Back in the early 1990s, a Harvard study revealed that one-third of U.S. adults used at least one alternative therapy. By 2002, 75 percent of American adults had tried some form of alternative medicine.
Attempting to explain the rising popularity of alternative medicine, a 1998 Stanford Center for Research in Disease and Prevention report found that some patients were dissatisfied with costly, ineffective conventional treatments, said Boyle. But mainly, the study suggested, patients found alternative therapies to be more aligned with their worldviews, values and philosophies toward health. Interestingly, the survey found a large percentage of patients satisfied with their conventional care and making use of alternative therapies to supplement their current care.
A 1997 survey abandoned the term unconventional for alternative. Said Boyle, “This change reflected a transformation in the acceptance of therapies previously given more dubious labels, and indicated that, for the most part, the medical profession by this point in time no longer uniformly characterized these practices as deviant, marginal, fraudulent or of little consequence, as it had for much of the 20th century.”

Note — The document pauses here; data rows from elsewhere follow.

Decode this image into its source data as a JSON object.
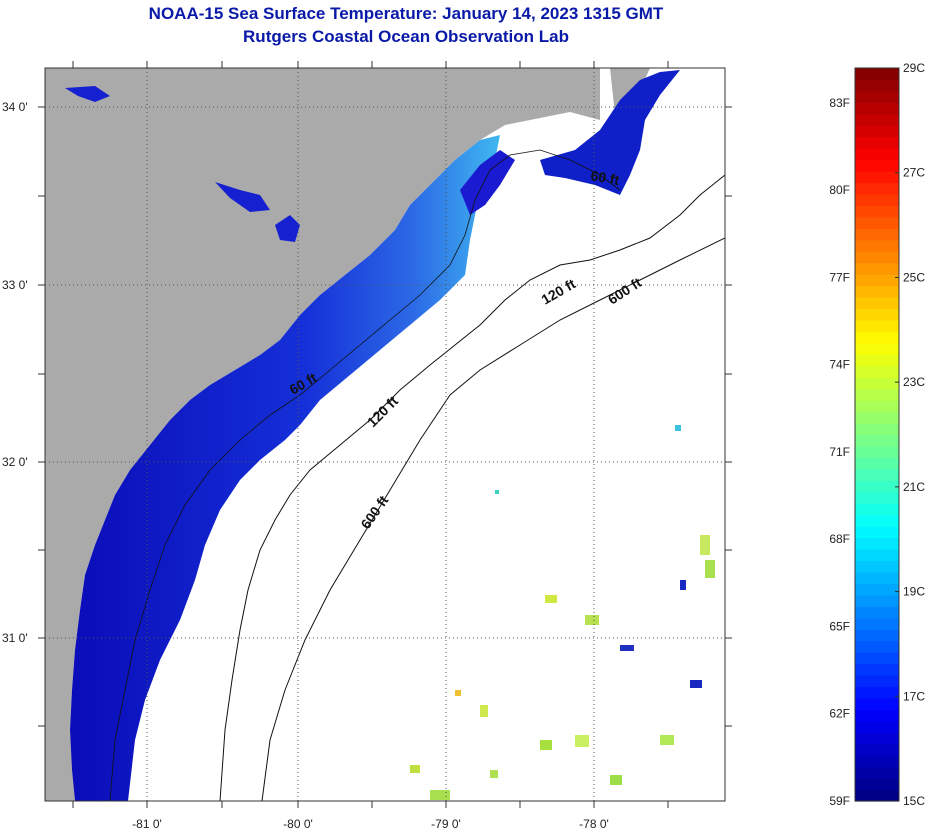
{
  "title": {
    "line1": "NOAA-15 Sea Surface Temperature:  January 14, 2023 1315 GMT",
    "line2": "Rutgers Coastal Ocean Observation Lab"
  },
  "map": {
    "y_ticks": [
      {
        "id": "lat-34",
        "label": "34 0'",
        "lat": 34.0
      },
      {
        "id": "lat-33",
        "label": "33 0'",
        "lat": 33.0
      },
      {
        "id": "lat-32",
        "label": "32 0'",
        "lat": 32.0
      },
      {
        "id": "lat-31",
        "label": "31 0'",
        "lat": 31.0
      }
    ],
    "x_ticks": [
      {
        "id": "lon-81",
        "label": "-81 0'",
        "lon": -81.0
      },
      {
        "id": "lon-80",
        "label": "-80 0'",
        "lon": -80.0
      },
      {
        "id": "lon-79",
        "label": "-79 0'",
        "lon": -79.0
      },
      {
        "id": "lon-78",
        "label": "-78 0'",
        "lon": -78.0
      }
    ],
    "contour_labels": [
      {
        "id": "c60a",
        "text": "60 ft"
      },
      {
        "id": "c120a",
        "text": "120 ft"
      },
      {
        "id": "c600a",
        "text": "600 ft"
      },
      {
        "id": "c60b",
        "text": "60 ft"
      },
      {
        "id": "c120b",
        "text": "120 ft"
      },
      {
        "id": "c600b",
        "text": "600 ft"
      }
    ],
    "colors": {
      "land": "#aaaaaa",
      "ocean_no_data": "#ffffff",
      "cold_water": "#0a10c8",
      "mid_water": "#1a4ae0",
      "warm_patch": "#9ee04a"
    }
  },
  "colorbar": {
    "min_c": 15,
    "max_c": 29,
    "celsius_labels": [
      "29C",
      "27C",
      "25C",
      "23C",
      "21C",
      "19C",
      "17C",
      "15C"
    ],
    "fahrenheit_labels": [
      "83F",
      "80F",
      "77F",
      "74F",
      "71F",
      "68F",
      "65F",
      "62F",
      "59F"
    ]
  }
}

Discussions to abolish the term “unconventional” began back in 1992 at a meeting of HHS representatives, policymakers, scientists, doctors and academics in Chantilly, Va. Participants also concluded that alternative medicine could indeed be measured by scientific methodology. That year, NIH’s OSUMP became OAM, the Office of Alternative Medicine.
In 1998, OAM would become NCCAM—the National Center for Complementary and Alternative Medicine—which, said Boyle, “arguably reflected a broader effort to diffuse the historically antagonistic relationship with mainstream medicine and the connotation of the term alternative medicine itself.” Using the term complementary also suggested these are not methods of last resort, but rather plausible treatments where others may have failed. Furthermore, alternative medicine was complementary, an extension of primary care, often used in conjunction with—not instead of—conventional methods.

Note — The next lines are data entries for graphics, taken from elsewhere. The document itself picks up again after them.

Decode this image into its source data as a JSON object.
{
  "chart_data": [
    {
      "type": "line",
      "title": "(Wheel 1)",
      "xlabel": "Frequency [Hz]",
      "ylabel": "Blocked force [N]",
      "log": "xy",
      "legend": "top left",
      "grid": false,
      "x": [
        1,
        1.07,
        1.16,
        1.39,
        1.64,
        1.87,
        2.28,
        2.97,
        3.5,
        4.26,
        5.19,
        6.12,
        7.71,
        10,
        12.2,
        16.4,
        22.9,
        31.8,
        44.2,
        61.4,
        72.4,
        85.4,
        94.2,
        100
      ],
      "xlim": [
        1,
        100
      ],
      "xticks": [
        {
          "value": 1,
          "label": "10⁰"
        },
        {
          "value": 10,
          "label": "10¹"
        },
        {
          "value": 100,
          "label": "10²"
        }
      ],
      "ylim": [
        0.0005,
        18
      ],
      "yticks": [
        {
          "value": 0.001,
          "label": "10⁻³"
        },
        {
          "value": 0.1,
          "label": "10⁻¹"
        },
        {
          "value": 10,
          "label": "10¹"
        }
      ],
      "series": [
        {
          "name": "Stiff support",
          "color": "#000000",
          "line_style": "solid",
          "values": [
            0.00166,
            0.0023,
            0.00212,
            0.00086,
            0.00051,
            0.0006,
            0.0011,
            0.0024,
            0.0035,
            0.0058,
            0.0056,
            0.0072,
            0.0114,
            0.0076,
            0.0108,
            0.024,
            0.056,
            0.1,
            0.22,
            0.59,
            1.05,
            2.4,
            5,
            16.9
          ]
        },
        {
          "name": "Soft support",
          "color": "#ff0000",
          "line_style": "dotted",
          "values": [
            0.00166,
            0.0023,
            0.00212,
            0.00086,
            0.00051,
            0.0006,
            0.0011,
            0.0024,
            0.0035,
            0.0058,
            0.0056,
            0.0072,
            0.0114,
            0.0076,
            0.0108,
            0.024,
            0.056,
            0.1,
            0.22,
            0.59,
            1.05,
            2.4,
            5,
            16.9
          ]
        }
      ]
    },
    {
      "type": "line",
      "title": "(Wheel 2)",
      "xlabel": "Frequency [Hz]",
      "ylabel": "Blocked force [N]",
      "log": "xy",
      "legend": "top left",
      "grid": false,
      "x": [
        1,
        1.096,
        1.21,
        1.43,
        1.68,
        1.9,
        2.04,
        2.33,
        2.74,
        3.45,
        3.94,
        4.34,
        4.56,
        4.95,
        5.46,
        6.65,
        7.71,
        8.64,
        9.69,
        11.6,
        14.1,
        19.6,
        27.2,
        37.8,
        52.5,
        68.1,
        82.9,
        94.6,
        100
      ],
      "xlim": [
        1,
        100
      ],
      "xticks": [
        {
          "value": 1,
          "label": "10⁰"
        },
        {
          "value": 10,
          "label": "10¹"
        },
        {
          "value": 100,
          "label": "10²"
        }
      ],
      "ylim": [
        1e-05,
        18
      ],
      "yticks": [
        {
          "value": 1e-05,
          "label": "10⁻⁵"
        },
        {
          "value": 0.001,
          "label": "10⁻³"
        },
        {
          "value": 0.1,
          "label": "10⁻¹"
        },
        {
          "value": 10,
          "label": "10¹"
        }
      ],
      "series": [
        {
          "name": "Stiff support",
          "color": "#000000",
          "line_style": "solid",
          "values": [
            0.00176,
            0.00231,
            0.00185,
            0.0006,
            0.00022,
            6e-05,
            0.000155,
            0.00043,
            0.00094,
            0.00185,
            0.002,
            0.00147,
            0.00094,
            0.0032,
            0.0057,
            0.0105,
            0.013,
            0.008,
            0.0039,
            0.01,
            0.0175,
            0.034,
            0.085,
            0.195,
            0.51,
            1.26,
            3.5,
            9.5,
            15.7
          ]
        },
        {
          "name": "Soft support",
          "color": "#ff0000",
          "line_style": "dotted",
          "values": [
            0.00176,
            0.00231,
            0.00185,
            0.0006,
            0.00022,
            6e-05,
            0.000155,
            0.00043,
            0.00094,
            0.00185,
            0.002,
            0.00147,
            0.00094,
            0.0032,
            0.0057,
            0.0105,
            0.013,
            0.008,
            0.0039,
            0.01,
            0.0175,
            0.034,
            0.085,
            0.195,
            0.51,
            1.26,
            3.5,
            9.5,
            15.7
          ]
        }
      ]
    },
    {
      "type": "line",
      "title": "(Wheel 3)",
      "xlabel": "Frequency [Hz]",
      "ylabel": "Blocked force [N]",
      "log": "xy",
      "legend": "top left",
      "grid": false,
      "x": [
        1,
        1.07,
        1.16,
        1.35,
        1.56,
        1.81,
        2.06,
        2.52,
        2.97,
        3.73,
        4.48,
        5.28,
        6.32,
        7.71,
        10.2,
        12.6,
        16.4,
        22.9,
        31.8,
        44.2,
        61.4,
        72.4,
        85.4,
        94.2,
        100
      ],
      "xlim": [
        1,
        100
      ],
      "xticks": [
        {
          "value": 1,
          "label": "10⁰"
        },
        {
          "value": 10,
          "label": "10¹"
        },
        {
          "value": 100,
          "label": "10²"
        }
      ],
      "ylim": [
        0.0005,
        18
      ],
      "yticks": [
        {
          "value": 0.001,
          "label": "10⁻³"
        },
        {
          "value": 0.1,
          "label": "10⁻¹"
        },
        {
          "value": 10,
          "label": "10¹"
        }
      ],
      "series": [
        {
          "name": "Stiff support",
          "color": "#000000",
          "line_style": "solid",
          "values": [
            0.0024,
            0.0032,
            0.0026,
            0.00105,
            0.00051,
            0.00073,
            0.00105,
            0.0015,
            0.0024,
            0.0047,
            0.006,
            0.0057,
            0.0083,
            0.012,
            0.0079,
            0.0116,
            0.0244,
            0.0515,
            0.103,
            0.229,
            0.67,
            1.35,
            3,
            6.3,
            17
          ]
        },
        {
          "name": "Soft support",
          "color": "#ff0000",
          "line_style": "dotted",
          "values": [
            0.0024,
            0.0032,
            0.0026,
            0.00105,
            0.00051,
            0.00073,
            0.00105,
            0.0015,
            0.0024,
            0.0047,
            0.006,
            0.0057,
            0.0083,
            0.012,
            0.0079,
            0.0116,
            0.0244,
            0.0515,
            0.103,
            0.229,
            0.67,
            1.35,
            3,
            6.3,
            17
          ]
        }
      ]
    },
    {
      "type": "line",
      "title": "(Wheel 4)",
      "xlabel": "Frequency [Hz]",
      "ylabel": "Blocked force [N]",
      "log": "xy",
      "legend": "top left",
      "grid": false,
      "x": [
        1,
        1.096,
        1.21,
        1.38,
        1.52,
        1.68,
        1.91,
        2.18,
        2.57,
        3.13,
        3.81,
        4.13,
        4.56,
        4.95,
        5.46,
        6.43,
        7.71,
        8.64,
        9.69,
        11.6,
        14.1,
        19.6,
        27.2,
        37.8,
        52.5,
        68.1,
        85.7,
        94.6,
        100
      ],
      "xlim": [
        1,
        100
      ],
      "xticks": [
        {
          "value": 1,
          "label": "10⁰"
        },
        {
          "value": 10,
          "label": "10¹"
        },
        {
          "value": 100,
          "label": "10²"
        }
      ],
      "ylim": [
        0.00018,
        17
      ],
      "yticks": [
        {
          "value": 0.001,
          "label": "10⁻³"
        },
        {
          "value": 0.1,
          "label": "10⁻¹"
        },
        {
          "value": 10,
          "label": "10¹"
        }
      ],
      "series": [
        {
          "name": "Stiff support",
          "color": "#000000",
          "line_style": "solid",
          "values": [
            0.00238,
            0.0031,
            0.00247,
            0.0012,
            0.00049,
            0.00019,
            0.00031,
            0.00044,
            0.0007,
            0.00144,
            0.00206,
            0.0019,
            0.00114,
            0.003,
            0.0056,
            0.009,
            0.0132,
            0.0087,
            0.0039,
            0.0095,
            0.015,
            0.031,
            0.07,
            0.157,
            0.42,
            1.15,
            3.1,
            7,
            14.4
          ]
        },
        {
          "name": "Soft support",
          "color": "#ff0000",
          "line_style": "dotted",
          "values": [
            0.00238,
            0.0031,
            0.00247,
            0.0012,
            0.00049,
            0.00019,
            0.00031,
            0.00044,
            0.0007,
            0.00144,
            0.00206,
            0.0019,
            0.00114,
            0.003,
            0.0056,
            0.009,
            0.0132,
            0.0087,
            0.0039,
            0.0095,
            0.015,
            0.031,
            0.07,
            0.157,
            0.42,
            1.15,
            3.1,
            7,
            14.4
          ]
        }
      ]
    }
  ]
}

A series of conferences and meetings throughout the 1990s helped refine the definition and place of alternative medicine at NIH. At one working group meeting in 1995, analytical procedures were established to evaluate therapeutic efficacy and conduct clinical research on alternative medicine. The panel said alternative methods must endure the same degree of scientific scrutiny as conventional therapies, said Boyle.

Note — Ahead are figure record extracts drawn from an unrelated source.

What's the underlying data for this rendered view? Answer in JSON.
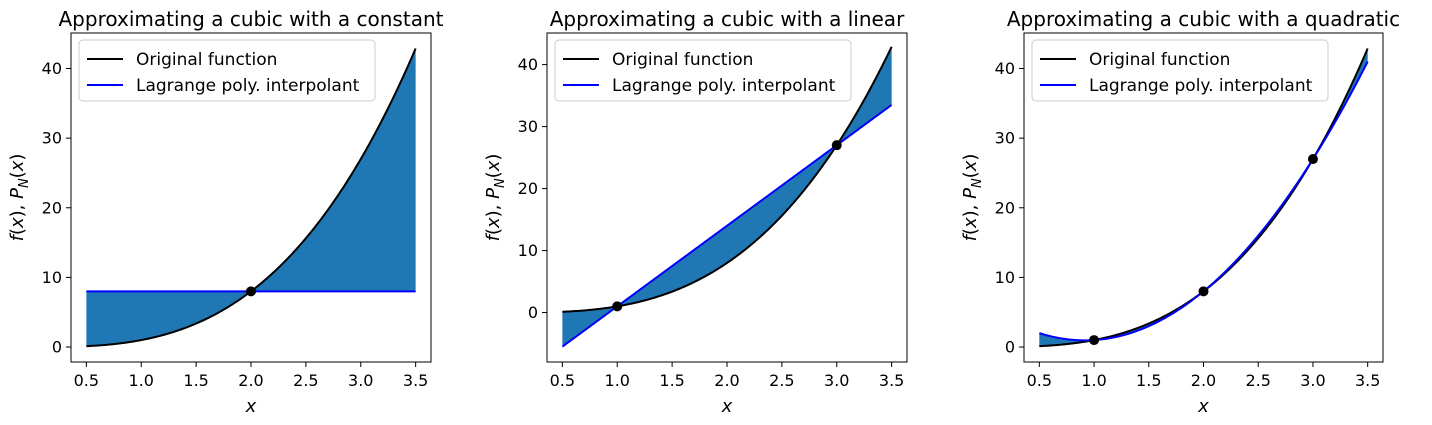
{
  "chart_data": [
    {
      "type": "line",
      "title": "Approximating a cubic with a constant",
      "xlabel": "x",
      "ylabel": "f(x), P_N(x)",
      "xlim": [
        0.36,
        3.64
      ],
      "ylim": [
        -2.15,
        45.1
      ],
      "xticks": [
        0.5,
        1.0,
        1.5,
        2.0,
        2.5,
        3.0,
        3.5
      ],
      "xtick_labels": [
        "0.5",
        "1.0",
        "1.5",
        "2.0",
        "2.5",
        "3.0",
        "3.5"
      ],
      "yticks": [
        0,
        10,
        20,
        30,
        40
      ],
      "ytick_labels": [
        "0",
        "10",
        "20",
        "30",
        "40"
      ],
      "legend_position": "top-left",
      "series": [
        {
          "name": "Original function",
          "color": "#000000",
          "function": "x^3",
          "x_range": [
            0.5,
            3.5
          ]
        },
        {
          "name": "Lagrange poly. interpolant",
          "color": "#0000ff",
          "function": "8",
          "x_range": [
            0.5,
            3.5
          ]
        }
      ],
      "fill_between": {
        "color": "#1f77b4"
      },
      "nodes": [
        {
          "x": 2,
          "y": 8
        }
      ]
    },
    {
      "type": "line",
      "title": "Approximating a cubic with a linear",
      "xlabel": "x",
      "ylabel": "f(x), P_N(x)",
      "xlim": [
        0.36,
        3.64
      ],
      "ylim": [
        -7.98,
        45.1
      ],
      "xticks": [
        0.5,
        1.0,
        1.5,
        2.0,
        2.5,
        3.0,
        3.5
      ],
      "xtick_labels": [
        "0.5",
        "1.0",
        "1.5",
        "2.0",
        "2.5",
        "3.0",
        "3.5"
      ],
      "yticks": [
        0,
        10,
        20,
        30,
        40
      ],
      "ytick_labels": [
        "0",
        "10",
        "20",
        "30",
        "40"
      ],
      "legend_position": "top-left",
      "series": [
        {
          "name": "Original function",
          "color": "#000000",
          "function": "x^3",
          "x_range": [
            0.5,
            3.5
          ]
        },
        {
          "name": "Lagrange poly. interpolant",
          "color": "#0000ff",
          "function": "13x - 12",
          "x_range": [
            0.5,
            3.5
          ]
        }
      ],
      "fill_between": {
        "color": "#1f77b4"
      },
      "nodes": [
        {
          "x": 1,
          "y": 1
        },
        {
          "x": 3,
          "y": 27
        }
      ]
    },
    {
      "type": "line",
      "title": "Approximating a cubic with a quadratic",
      "xlabel": "x",
      "ylabel": "f(x), P_N(x)",
      "xlim": [
        0.36,
        3.64
      ],
      "ylim": [
        -2.15,
        45.1
      ],
      "xticks": [
        0.5,
        1.0,
        1.5,
        2.0,
        2.5,
        3.0,
        3.5
      ],
      "xtick_labels": [
        "0.5",
        "1.0",
        "1.5",
        "2.0",
        "2.5",
        "3.0",
        "3.5"
      ],
      "yticks": [
        0,
        10,
        20,
        30,
        40
      ],
      "ytick_labels": [
        "0",
        "10",
        "20",
        "30",
        "40"
      ],
      "legend_position": "top-left",
      "series": [
        {
          "name": "Original function",
          "color": "#000000",
          "function": "x^3",
          "x_range": [
            0.5,
            3.5
          ]
        },
        {
          "name": "Lagrange poly. interpolant",
          "color": "#0000ff",
          "function": "6x^2 - 11x + 6",
          "x_range": [
            0.5,
            3.5
          ]
        }
      ],
      "fill_between": {
        "color": "#1f77b4"
      },
      "nodes": [
        {
          "x": 1,
          "y": 1
        },
        {
          "x": 2,
          "y": 8
        },
        {
          "x": 3,
          "y": 27
        }
      ]
    }
  ]
}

That sentiment was echoed in a 1995 report published in the International Journal of Technology Assessment in Health Care, in which a panel of experts insisted randomized controlled research trials should underpin alternative medicine research.
In 2014, NCCAM changed its name once again, dropping “alternative”—to become the National Center for Complementary and Integrative Health—thus reflecting an evolving philosophy that allows patients to become more active participants in their own health and wellness, said Boyle.
“The history of alternative medicine and the current place of complementary and integrative health at NIH,” said Boyle, “each imparts a different vision of the work involved and its place in the fields of medical research and health care past, present and future.”